Minik Enes iki kez öldü
Abone olİnegöl'de, foseptik çukuruna düşen çocuk öldü sanılarak, poşete konuldu. Enes için sonrası felaketti
Bursa'nın İnegöl ilçesinde, foseptik çukuruna düştükten
sonra ''Öldü'' denilerek ceset torbasıyla İnegöl Devlet hastanesine
götürülen 6 yaşındaki Enes Ataman'a ilk müdahaleyi yapan Dr. Özlem
Ozan Çatal'ın yoğun çabaları, küçük çocuğun minik kalbinin bir
süreliğine de olsa yeniden atmasını sağladı.
İnegöl Devlet Hastanesi Acil Serviste görevli Dr.
Özlem Ozan Çatal, AA muhabirine yaptığı açıklamada, talihsiz
çocuğun kendilerine geldiğinde ''eks'' durumda olduğunu,
solunumunun bulunmadığını belirtti.
Çocuğa kalp masajı yaptıklarını, solunum tüpü takıldığını,
akciğerlerindeki sıvının boşaltıldığını anlatan Çatal, şunları
kaydetti:
''O YAŞLARDA YEĞENİM VAR, ELİMİ ÜZERİNDEN
ÇEKEMEDİM''
''Uzun süre uğraştık. Kalp masajı dahil gereken tüm müdahaleleri
yaptık ve yaklaşık bir saat sonra çocuğun kalp atışlarını duyduk.
Bize geldiğinde ne solunumu ne göz refleksi hiçbir şeyi yoktu. 'Bir
umut' diye müdahale ettik, uğraştık. Bu olmayacak bir şey değil.
Kalp atışı olmayıp da döndürdüğümüz hastalar oluyor. Bunda da
denedik. Ümit yoktu. Beyin ölümü gerçekleşmişti. Yaşamını
sürdüremeyecek boyutta olduğunu ailesine söyledik. Uğraştık, kalp
atışları dönünce, yine bir umutla iyi bir yoğun bakıma gönderildi.

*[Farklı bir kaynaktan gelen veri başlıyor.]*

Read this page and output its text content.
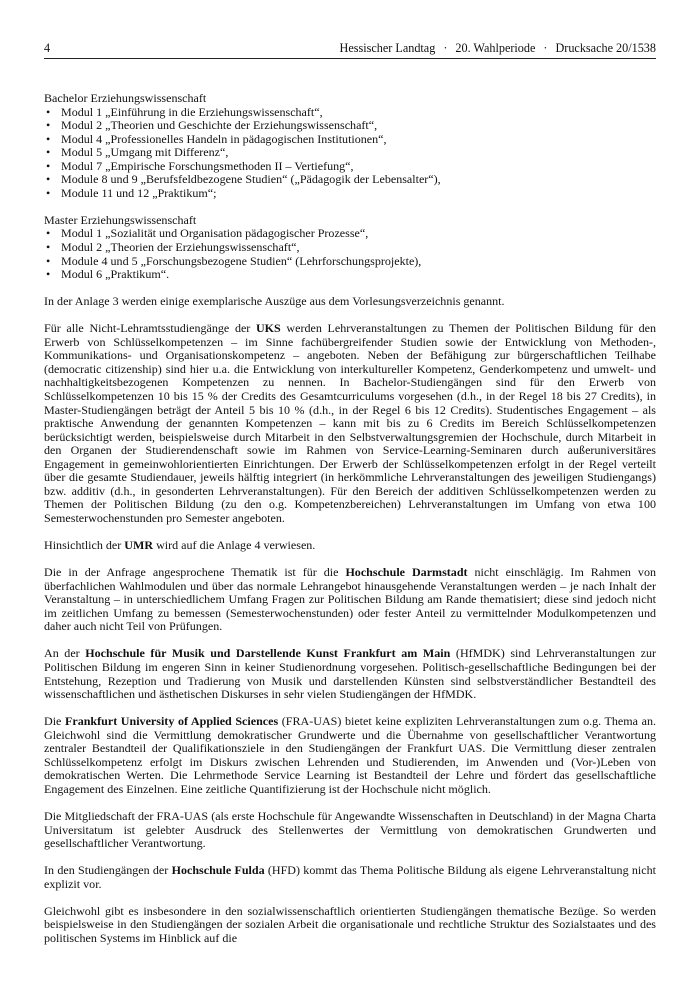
4	Hessischer Landtag · 20. Wahlperiode · Drucksache 20/1538
Bachelor Erziehungswissenschaft
• Modul 1 „Einführung in die Erziehungswissenschaft“,
• Modul 2 „Theorien und Geschichte der Erziehungswissenschaft“,
• Modul 4 „Professionelles Handeln in pädagogischen Institutionen“,
• Modul 5 „Umgang mit Differenz“,
• Modul 7 „Empirische Forschungsmethoden II – Vertiefung“,
• Module 8 und 9 „Berufsfeldbezogene Studien“ („Pädagogik der Lebensalter“),
• Module 11 und 12 „Praktikum“;
Master Erziehungswissenschaft
• Modul 1 „Sozialität und Organisation pädagogischer Prozesse“,
• Modul 2 „Theorien der Erziehungswissenschaft“,
• Module 4 und 5 „Forschungsbezogene Studien“ (Lehrforschungsprojekte),
• Modul 6 „Praktikum“.

In der Anlage 3 werden einige exemplarische Auszüge aus dem Vorlesungsverzeichnis genannt.

Für alle Nicht-Lehramtsstudiengänge der UKS werden Lehrveranstaltungen zu Themen der Politischen Bildung für den Erwerb von Schlüsselkompetenzen – im Sinne fachübergreifender Studien sowie der Entwicklung von Methoden-, Kommunikations- und Organisationskompetenz – angeboten. Neben der Befähigung zur bürgerschaftlichen Teilhabe (democratic citizenship) sind hier u.a. die Entwicklung von interkultureller Kompetenz, Genderkompetenz und umwelt- und nachhaltigkeitsbezogenen Kompetenzen zu nennen. In Bachelor-Studiengängen sind für den Erwerb von Schlüsselkompetenzen 10 bis 15 % der Credits des Gesamtcurriculums vorgesehen (d.h., in der Regel 18 bis 27 Credits), in Master-Studiengängen beträgt der Anteil 5 bis 10 % (d.h., in der Regel 6 bis 12 Credits). Studentisches Engagement – als praktische Anwendung der genannten Kompetenzen – kann mit bis zu 6 Credits im Bereich Schlüsselkompetenzen berücksichtigt werden, beispielsweise durch Mitarbeit in den Selbstverwaltungsgremien der Hochschule, durch Mitarbeit in den Organen der Studierendenschaft sowie im Rahmen von Service-Learning-Seminaren durch außeruniversitäres Engagement in gemeinwohlorientierten Einrichtungen. Der Erwerb der Schlüsselkompetenzen erfolgt in der Regel verteilt über die gesamte Studiendauer, jeweils hälftig integriert (in herkömmliche Lehrveranstaltungen des jeweiligen Studiengangs) bzw. additiv (d.h., in gesonderten Lehrveranstaltungen). Für den Bereich der additiven Schlüsselkompetenzen werden zu Themen der Politischen Bildung (zu den o.g. Kompetenzbereichen) Lehrveranstaltungen im Umfang von etwa 100 Semesterwochenstunden pro Semester angeboten.

Hinsichtlich der UMR wird auf die Anlage 4 verwiesen.

Die in der Anfrage angesprochene Thematik ist für die Hochschule Darmstadt nicht einschlägig. Im Rahmen von überfachlichen Wahlmodulen und über das normale Lehrangebot hinausgehende Veranstaltungen werden – je nach Inhalt der Veranstaltung – in unterschiedlichem Umfang Fragen zur Politischen Bildung am Rande thematisiert; diese sind jedoch nicht im zeitlichen Umfang zu bemessen (Semesterwochenstunden) oder fester Anteil zu vermittelnder Modulkompetenzen und daher auch nicht Teil von Prüfungen.

An der Hochschule für Musik und Darstellende Kunst Frankfurt am Main (HfMDK) sind Lehrveranstaltungen zur Politischen Bildung im engeren Sinn in keiner Studienordnung vorgesehen. Politisch-gesellschaftliche Bedingungen bei der Entstehung, Rezeption und Tradierung von Musik und darstellenden Künsten sind selbstverständlicher Bestandteil des wissenschaftlichen und ästhetischen Diskurses in sehr vielen Studiengängen der HfMDK.

Die Frankfurt University of Applied Sciences (FRA-UAS) bietet keine expliziten Lehrveranstaltungen zum o.g. Thema an. Gleichwohl sind die Vermittlung demokratischer Grundwerte und die Übernahme von gesellschaftlicher Verantwortung zentraler Bestandteil der Qualifikationsziele in den Studiengängen der Frankfurt UAS. Die Vermittlung dieser zentralen Schlüsselkompetenz erfolgt im Diskurs zwischen Lehrenden und Studierenden, im Anwenden und (Vor-)Leben von demokratischen Werten. Die Lehrmethode Service Learning ist Bestandteil der Lehre und fördert das gesellschaftliche Engagement des Einzelnen. Eine zeitliche Quantifizierung ist der Hochschule nicht möglich.

Die Mitgliedschaft der FRA-UAS (als erste Hochschule für Angewandte Wissenschaften in Deutschland) in der Magna Charta Universitatum ist gelebter Ausdruck des Stellenwertes der Vermittlung von demokratischen Grundwerten und gesellschaftlicher Verantwortung.

In den Studiengängen der Hochschule Fulda (HFD) kommt das Thema Politische Bildung als eigene Lehrveranstaltung nicht explizit vor.

Gleichwohl gibt es insbesondere in den sozialwissenschaftlich orientierten Studiengängen thematische Bezüge. So werden beispielsweise in den Studiengängen der sozialen Arbeit die organisationale und rechtliche Struktur des Sozialstaates und des politischen Systems im Hinblick auf die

Bize getirdiklerinde de çocuğun bir saat falan çukurda kaldığını
söylüyorlardı. Üzerinden uzun süre geçmişti. Su çok soğuk olduğu
için vücut ısısı düşmüştü. Bunun sonucunda kalp atışının yeniden
sağlandığını düşünüyorum.
Benim de o yaşlarda yeğenim var, elimi üzerinden çekemedim. Bir
ümitle uğraştık. Çok küçük olduğu için müdahaleden
vazgeçemedik.''
Enes Ataman'a Bursa'daki özel bir hastanenin yoğun bakım ünitesinde
müdahale eden Prof. Dr. Ferda Kahveci de küçük çocuğun İnegöl
Devlet Hastanesinden iyi bir yoğun bakım ihtiyacı olduğu için
hastanelerine sevk edildiğini kaydetti.
''BİLİNCİ KAPALIYDI''
İnegöl'deki hastaneye geldiğinde çocuğun kalp atışının olmadığının
belirlendiğini anlatan Kahveci, şöyle devam etti:
''Kalp masajı ve tıbbi tedaviyle cevap alındıktan sonra bize
geldiğinde, kalbi sonradan çalıştırılmış bir kişide olduğu gibi
bilinci kapalıydı, herhangi refleks yanıtları yoktu. Solunumu da
bulunmuyordu ve solunum cihazına bağlıydı. Tansiyonu çok düşüktü.
Bu arada, uzun süre kanalizasyon suyunda kaldığı için vücut
sıcaklığı da çok düşmüştü, 27 dereceyle aldık. Yoğun bakımda
solunum cihazına bağladık. Tansiyonunu yükseltmek için ilaç
tedavisine başladık. Akciğerleri kirli sıvıyla temas ettiği için
hasarlanmıştı. Bronkoskopi yapılarak bronş temizliği ve antibiyotik
tedavileri yapıldı. Hasta ısıtılmaya başlandı. Bu arada akciğer ve
midede kanama başlayınca ona yönelik tedavi de sağlandı.
Hastanemizde 24 saat bile kalamadı. Cevap vermedi tedaviye. İlaç
tedavisine rağmen kalbi durdu, kaybettik. Zaten bize geldiğinde
tıbbi tedaviye cevap vermeyecek kadar zarar görmüştü.''
Kahveci, Enes'in ölümünün boğulmadan kaynaklandığını, düştüğü
çukurda oksijensizlik sonucu kalbinin durduğunu ifade ederek,
''Orada kaldığı süre çok uzun. Daha sonra kalbini çalıştırmak için
uğraşılan zaman da çok uzun. Kalp dönse bile bu tür olaylarda beyin
fonksiyonlarının çok ağır zarar gördüğünü biliyoruz'' dedi.